La plus lourde répercussion sanitaire de la guerre en Ukraine, cachée jusque-là par la Russie. Le VIH flambe dans les rangs de l’armée russe, avec une hausse de 2000 % des cas signalés depuis le début de l’invasion, selon un rapport. Une crise sanitaire ignorée par Moscou qui pourrait laisser des séquelles profondes sur plusieurs décennies.
Une épidémie de VIH passée sous silence
Selon un rapport publié par Carnegie Politika, un institut de recherche basé à Berlin spécialisé dans les affaires russes, le nombre de cas de VIH au sein de l’armée russe a connu une explosion inquiétante depuis février 2022, date du début de l’invasion à grande échelle de l’Ukraine. Les données font état d’une multiplication par 13 des cas fin 2022, puis par 20 fin 2023, ce qui représente une augmentation globale de 2000 %.
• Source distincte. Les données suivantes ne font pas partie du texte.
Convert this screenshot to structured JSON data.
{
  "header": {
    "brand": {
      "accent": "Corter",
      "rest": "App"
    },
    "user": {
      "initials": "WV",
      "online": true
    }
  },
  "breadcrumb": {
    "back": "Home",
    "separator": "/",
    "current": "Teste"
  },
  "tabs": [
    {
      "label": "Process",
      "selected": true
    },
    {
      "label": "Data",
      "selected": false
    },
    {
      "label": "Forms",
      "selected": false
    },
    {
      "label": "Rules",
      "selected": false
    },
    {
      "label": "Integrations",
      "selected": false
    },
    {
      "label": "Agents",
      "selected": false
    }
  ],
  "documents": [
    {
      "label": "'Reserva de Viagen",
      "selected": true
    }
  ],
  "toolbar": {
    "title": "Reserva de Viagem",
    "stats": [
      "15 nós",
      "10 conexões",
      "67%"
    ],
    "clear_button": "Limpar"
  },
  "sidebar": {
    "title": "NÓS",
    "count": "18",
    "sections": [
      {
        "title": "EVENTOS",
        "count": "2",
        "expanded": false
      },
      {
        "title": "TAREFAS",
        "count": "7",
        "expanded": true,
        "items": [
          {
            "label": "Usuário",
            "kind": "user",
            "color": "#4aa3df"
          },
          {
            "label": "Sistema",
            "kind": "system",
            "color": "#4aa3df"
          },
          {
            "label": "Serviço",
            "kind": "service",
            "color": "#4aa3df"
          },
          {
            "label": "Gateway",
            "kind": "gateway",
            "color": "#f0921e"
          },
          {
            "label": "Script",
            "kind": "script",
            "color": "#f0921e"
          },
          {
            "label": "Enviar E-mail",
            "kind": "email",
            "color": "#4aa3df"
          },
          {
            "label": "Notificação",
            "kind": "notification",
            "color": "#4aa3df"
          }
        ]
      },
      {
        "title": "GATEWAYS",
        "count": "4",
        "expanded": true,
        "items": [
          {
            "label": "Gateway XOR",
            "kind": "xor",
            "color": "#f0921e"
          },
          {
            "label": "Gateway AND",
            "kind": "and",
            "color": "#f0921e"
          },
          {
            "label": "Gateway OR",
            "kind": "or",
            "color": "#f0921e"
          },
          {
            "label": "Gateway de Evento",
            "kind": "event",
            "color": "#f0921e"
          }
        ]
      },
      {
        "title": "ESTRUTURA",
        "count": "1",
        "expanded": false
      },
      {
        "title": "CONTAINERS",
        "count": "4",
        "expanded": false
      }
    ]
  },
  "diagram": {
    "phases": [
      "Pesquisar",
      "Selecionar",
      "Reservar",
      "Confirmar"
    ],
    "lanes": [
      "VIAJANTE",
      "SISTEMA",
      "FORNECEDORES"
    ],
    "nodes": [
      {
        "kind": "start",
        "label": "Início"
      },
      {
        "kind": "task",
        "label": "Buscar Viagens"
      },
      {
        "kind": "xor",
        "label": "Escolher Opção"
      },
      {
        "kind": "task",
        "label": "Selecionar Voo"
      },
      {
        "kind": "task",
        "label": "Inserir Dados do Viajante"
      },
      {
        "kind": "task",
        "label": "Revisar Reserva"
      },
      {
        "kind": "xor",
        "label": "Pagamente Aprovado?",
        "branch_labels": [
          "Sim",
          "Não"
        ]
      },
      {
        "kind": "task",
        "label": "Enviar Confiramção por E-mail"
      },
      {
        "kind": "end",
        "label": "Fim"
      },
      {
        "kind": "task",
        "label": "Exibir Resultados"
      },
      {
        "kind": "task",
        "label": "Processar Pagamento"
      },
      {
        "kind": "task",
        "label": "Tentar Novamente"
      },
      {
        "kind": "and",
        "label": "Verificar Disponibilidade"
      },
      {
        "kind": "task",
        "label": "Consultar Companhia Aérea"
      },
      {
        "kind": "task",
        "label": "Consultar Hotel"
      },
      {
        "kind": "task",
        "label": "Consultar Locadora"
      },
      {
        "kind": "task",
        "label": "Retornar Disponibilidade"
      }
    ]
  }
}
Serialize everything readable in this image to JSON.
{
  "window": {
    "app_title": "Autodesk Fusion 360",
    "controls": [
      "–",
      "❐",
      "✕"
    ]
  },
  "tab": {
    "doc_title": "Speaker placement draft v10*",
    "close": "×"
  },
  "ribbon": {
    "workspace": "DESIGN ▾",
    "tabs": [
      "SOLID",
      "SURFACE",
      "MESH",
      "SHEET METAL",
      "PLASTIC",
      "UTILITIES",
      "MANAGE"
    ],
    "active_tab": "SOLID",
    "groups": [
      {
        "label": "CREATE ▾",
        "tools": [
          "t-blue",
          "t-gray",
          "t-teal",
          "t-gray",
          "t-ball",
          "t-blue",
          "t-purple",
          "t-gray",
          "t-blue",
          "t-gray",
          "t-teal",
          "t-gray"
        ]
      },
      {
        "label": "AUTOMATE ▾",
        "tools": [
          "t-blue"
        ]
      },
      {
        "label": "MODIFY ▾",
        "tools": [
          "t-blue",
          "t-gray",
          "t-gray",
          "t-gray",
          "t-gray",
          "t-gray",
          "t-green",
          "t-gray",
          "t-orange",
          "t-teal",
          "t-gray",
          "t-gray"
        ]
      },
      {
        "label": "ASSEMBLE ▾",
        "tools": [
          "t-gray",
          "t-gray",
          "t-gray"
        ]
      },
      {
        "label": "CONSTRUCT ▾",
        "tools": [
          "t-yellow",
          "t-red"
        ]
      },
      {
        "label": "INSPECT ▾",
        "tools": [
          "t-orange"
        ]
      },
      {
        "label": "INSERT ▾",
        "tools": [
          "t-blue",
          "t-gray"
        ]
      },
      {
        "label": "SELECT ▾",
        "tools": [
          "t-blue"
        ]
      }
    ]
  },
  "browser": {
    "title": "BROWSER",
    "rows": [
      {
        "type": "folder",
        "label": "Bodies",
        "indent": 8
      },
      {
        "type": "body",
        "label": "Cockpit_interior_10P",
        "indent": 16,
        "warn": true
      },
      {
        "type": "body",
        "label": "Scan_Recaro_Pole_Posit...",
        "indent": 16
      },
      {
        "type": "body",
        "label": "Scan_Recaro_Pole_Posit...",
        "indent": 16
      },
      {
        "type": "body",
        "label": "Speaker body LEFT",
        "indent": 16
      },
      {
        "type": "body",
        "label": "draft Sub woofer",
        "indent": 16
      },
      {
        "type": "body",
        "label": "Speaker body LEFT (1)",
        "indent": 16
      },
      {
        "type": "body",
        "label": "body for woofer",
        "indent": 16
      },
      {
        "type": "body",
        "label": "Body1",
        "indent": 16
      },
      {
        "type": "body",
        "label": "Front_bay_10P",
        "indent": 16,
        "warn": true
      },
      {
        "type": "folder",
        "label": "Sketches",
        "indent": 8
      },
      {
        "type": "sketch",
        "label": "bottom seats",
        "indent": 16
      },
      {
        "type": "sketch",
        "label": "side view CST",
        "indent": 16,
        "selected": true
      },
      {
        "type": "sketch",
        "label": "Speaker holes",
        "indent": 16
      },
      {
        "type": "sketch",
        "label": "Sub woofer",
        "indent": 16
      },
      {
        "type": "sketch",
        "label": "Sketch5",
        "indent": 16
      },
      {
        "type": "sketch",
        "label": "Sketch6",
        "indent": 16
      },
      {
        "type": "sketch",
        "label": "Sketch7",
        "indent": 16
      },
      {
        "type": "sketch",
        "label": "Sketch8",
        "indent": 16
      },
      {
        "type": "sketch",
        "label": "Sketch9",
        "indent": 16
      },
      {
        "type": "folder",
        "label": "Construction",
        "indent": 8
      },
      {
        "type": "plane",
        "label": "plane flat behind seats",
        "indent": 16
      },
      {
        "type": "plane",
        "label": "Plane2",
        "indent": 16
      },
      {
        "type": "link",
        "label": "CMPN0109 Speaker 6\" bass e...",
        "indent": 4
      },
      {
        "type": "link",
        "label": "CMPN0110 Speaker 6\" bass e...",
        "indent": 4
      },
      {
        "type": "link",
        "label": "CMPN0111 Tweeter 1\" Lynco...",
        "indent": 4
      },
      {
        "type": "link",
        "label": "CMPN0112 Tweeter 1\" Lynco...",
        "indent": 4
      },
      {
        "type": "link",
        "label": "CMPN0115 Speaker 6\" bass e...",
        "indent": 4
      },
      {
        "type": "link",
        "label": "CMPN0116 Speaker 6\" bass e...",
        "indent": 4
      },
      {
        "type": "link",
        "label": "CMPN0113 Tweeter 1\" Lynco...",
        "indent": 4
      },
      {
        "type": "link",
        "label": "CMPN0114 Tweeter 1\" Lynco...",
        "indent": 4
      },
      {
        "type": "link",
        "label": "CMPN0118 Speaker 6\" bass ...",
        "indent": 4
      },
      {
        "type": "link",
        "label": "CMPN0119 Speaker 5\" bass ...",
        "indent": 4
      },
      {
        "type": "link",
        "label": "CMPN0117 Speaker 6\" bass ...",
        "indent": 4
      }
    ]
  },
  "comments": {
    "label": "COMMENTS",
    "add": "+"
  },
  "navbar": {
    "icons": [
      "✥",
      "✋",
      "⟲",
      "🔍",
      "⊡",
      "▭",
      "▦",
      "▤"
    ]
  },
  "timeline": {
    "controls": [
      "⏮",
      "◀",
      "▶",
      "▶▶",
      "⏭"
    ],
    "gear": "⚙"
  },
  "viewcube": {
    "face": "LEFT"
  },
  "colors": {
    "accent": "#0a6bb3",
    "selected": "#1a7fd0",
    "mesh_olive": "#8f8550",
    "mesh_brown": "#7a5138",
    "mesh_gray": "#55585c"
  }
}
Cette flambée serait notamment liée aux rapports sexuels non protégés, à la consommation de drogues, ainsi qu’à des pratiques médicales précaires sur le front, comme les transfusions sanguines à risque ou la réutilisation de seringues dans les hôpitaux de campagne. Des conditions sanitaires alarmantes, aggravées par le chaos de la guerre et l’absence de politiques de prévention efficaces.
Une gestion politique qui aggrave la crise
Le rapport de Carnegie Politika pointe également du doigt les décisions politiques du Kremlin, qui freinent la prévention et la sensibilisation au VIH. Le gouvernement russe a ainsi interdit l’éducation sexuelle dans les écoles, privant les jeunes d’une information de base sur la contraception et le dépistage. Pire encore, l’association caritative d’Elton John, active dans la prévention du VIH/sida, a été classée comme « organisation indésirable » en raison de ses supposés liens avec la « promotion de valeurs non traditionnelles ».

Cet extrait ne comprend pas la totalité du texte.